El dulce aroma de piel femenina mezclado con un suave perfume la retuvo. La besó con cuidado y acarició con la punta de su lengua la mejilla de la mujer dormida. Decidió despertarla.
Hora y media más tarde, sonó el teléfono. Era el de Hanne. Ambas lo reconocieron por el sonido. El de Cecilie tenía un timbre; el de Hanne repicaba. El hecho de que tuvieran dos números distintos hería profundamente a Cecilie. Nadie podía tocar el teléfono de Hanne, salvo ella misma, nadie en la comisaría de Oslo debía saber que compartía su hogar con otra mujer. El sistema telefónico era una de las pocas e indiscutibles reglas de sus quince años de convivencia.
El teléfono no dejaba de sonar; si hubiese sido el de Cecilie, lo habrían dejado que se cansara de llamar. Sin embargo, el ruido insistente hacía sospechar que podía tratarse de algo importante. Hanne exhaló una queja, se incorporó renqueante y quedó en pie, desnuda en el umbral de su dormitorio, mirando hacia la entrada.
– ¡Wilhelmsen, dígame!
– Aquí Iversen, de la guardia. Perdone que te llame tan tarde…
Hanne intentó vislumbrar el reloj de la cocina y pudo comprobar que era mucho más tarde de medianoche.
– No, ningún problema -contestó entre bostezos, sintiendo un escalofrío por la corriente de aire que venía del pasillo.
– Irene Årsby dijo que había que llamarte. Tenemos otra masacre del sábado noche para ti, tiene un aspecto espantoso.
Cecilie se aproximó inadvertidamente a su espalda y la envolvió con una bata rosa de felpa que lucía una fabulosa insignia de Harley-Davidson en el hombro.
– ¿Dónde?
– Una caseta modelo Moelv cerca del río Loelva. Estaba cerrada con un candado ridículo que cualquier niño habría conseguido abrir. No te puedes imaginar el horror que hay allí dentro.
– Sí, me imagino. ¿Habéis hallado algo que tenga algún interés?
– Nada, solo sangre por todas partes. ¿Quieres verlo?

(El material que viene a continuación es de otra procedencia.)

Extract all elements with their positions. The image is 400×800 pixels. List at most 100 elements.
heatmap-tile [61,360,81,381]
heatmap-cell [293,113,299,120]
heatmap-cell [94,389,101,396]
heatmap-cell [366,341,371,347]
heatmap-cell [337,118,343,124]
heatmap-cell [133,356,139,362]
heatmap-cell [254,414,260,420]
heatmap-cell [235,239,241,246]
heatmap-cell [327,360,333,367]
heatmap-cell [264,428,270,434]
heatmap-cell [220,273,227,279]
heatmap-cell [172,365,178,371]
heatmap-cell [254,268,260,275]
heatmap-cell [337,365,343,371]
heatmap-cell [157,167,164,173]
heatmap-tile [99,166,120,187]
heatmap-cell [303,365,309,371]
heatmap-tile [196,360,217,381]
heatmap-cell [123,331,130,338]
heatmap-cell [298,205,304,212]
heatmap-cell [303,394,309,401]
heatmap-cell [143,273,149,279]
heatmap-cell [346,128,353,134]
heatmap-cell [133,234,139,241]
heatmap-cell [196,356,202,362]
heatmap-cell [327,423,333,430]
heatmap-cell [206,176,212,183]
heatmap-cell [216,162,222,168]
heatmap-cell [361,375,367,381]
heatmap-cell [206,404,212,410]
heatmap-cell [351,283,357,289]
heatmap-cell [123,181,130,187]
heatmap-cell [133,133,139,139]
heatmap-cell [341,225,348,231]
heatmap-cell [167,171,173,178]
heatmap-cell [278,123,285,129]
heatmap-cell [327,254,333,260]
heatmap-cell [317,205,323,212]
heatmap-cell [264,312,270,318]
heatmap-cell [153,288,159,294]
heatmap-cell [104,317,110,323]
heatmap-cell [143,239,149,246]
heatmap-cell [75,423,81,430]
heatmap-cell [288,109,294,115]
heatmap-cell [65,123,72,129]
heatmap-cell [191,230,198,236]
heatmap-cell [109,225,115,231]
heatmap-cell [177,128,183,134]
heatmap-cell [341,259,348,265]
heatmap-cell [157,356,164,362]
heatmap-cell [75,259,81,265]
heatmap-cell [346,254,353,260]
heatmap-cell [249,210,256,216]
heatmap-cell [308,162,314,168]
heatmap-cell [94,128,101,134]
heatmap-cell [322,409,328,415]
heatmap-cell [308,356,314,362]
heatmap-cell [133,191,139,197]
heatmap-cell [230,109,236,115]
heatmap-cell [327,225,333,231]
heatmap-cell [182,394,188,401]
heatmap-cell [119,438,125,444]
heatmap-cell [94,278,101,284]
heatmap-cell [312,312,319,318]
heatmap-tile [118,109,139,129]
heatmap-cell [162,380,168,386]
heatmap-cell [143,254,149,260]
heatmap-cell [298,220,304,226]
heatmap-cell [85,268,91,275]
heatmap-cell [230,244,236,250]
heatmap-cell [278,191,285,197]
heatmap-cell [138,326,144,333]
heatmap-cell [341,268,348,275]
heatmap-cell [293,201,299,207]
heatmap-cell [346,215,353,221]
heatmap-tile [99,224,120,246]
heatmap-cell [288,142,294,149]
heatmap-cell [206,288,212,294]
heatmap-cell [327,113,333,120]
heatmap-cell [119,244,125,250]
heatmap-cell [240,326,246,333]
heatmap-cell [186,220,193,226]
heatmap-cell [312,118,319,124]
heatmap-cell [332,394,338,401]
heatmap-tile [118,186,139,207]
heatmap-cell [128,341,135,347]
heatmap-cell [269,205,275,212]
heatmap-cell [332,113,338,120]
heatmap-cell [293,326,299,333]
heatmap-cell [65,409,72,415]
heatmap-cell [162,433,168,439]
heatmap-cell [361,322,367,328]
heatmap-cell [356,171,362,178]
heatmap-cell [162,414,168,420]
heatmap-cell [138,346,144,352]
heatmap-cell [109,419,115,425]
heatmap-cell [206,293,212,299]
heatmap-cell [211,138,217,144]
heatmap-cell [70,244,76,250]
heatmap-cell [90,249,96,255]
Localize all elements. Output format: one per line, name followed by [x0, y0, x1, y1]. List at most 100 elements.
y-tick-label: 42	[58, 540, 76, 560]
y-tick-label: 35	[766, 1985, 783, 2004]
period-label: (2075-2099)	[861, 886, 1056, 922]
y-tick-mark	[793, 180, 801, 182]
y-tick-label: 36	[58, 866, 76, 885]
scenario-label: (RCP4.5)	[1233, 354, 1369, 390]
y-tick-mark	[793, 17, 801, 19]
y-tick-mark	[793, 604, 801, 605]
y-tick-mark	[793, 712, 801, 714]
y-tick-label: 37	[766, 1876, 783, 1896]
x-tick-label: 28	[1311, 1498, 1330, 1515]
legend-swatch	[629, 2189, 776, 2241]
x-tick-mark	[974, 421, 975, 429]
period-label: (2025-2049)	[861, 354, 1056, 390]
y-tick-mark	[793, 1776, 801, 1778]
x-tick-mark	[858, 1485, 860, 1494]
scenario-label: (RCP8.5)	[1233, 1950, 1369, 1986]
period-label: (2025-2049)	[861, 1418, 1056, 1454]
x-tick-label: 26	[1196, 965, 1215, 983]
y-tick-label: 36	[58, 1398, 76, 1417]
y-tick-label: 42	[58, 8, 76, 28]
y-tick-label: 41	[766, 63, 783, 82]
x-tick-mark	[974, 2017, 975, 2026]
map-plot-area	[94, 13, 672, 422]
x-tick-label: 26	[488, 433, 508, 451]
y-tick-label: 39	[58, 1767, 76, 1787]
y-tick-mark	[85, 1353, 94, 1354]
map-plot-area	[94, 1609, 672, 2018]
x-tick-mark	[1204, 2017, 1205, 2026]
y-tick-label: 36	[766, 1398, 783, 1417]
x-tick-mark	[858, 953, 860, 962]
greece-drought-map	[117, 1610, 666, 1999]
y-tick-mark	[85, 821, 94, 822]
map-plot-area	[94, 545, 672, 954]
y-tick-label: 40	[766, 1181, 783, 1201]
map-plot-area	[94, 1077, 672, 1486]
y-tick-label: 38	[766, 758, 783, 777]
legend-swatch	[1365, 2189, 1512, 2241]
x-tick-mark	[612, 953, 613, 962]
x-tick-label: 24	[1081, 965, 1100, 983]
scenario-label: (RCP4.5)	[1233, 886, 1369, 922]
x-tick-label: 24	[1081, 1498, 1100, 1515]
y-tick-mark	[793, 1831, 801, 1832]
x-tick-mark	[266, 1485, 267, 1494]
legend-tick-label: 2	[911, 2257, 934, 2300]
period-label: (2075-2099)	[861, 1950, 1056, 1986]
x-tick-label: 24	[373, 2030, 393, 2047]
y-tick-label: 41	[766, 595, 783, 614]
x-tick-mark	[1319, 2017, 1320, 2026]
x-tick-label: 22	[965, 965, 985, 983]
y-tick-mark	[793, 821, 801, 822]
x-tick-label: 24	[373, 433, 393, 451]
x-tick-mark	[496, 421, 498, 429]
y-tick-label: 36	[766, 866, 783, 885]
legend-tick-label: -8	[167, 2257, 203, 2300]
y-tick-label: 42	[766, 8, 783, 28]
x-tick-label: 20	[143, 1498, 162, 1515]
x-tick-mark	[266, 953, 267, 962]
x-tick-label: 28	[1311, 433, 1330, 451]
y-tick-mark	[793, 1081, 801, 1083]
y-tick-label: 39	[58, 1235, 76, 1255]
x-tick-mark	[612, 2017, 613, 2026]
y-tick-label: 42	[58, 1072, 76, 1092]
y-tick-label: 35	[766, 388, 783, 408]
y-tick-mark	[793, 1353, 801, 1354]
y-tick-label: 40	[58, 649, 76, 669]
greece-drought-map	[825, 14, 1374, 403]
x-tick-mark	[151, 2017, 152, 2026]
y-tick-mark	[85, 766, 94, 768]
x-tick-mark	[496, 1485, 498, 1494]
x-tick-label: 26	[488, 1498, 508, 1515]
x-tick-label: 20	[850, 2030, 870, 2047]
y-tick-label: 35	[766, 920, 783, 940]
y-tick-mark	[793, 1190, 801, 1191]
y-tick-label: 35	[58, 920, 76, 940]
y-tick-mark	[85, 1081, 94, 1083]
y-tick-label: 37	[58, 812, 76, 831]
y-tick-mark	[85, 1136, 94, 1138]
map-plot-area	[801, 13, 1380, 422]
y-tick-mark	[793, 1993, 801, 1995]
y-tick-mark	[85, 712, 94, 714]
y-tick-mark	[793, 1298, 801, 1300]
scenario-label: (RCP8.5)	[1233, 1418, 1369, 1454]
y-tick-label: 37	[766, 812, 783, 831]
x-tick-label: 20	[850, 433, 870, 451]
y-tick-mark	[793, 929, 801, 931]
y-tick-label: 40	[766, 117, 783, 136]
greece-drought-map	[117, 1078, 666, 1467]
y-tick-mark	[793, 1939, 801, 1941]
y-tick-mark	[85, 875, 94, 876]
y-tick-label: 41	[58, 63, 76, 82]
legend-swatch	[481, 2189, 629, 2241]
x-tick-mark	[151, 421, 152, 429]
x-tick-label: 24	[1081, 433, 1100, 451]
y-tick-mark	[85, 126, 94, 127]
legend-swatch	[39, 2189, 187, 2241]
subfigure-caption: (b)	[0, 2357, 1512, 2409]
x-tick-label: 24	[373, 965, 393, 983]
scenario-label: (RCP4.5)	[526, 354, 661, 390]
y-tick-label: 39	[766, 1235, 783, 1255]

Quería: los escenarios más sangrientos de crímenes inexistentes empezaban a interesarle cada vez más. Por otro lado, aunque la paciencia de Cecilie estaba hecha a prueba de bombas, no era inagotable y probablemente había alcanzado ya su límite.
– No, esta vez me basta con ver las fotos, gracias por llamar.
– ¡Vale!
Estaba a punto de colgar, cuando cambió bruscamente de idea.
– ¡Hola! ¿Sigues ahí?
– Sí.
– ¿Pudiste ver si había algo escrito en la sangre?
– Pues sí. Un número, varias cifras. Bastante ilegible, pero lo están fotografiando desde todos los ángulos.
– Bien, porque eso tiene mucha importancia. Buenas noches y… ¡gracias de nuevo!
– No hay de qué.
Hanne volvió a la cama de cabeza.
– ¿Es algo grave? -preguntó Cecilie.
– No, solo otro más de esos baños de sangre de los que te hablé. Nada importante.
Hanne se encontraba en el límite entre el sueño y la realidad, a punto de dormirse profundamente, cuando Cecilie la reenganchó a la vida.
– ¿Cuánto tiempo vamos a seguir con la división de teléfonos? -soltó con serenidad al aire, como si no esperara respuesta.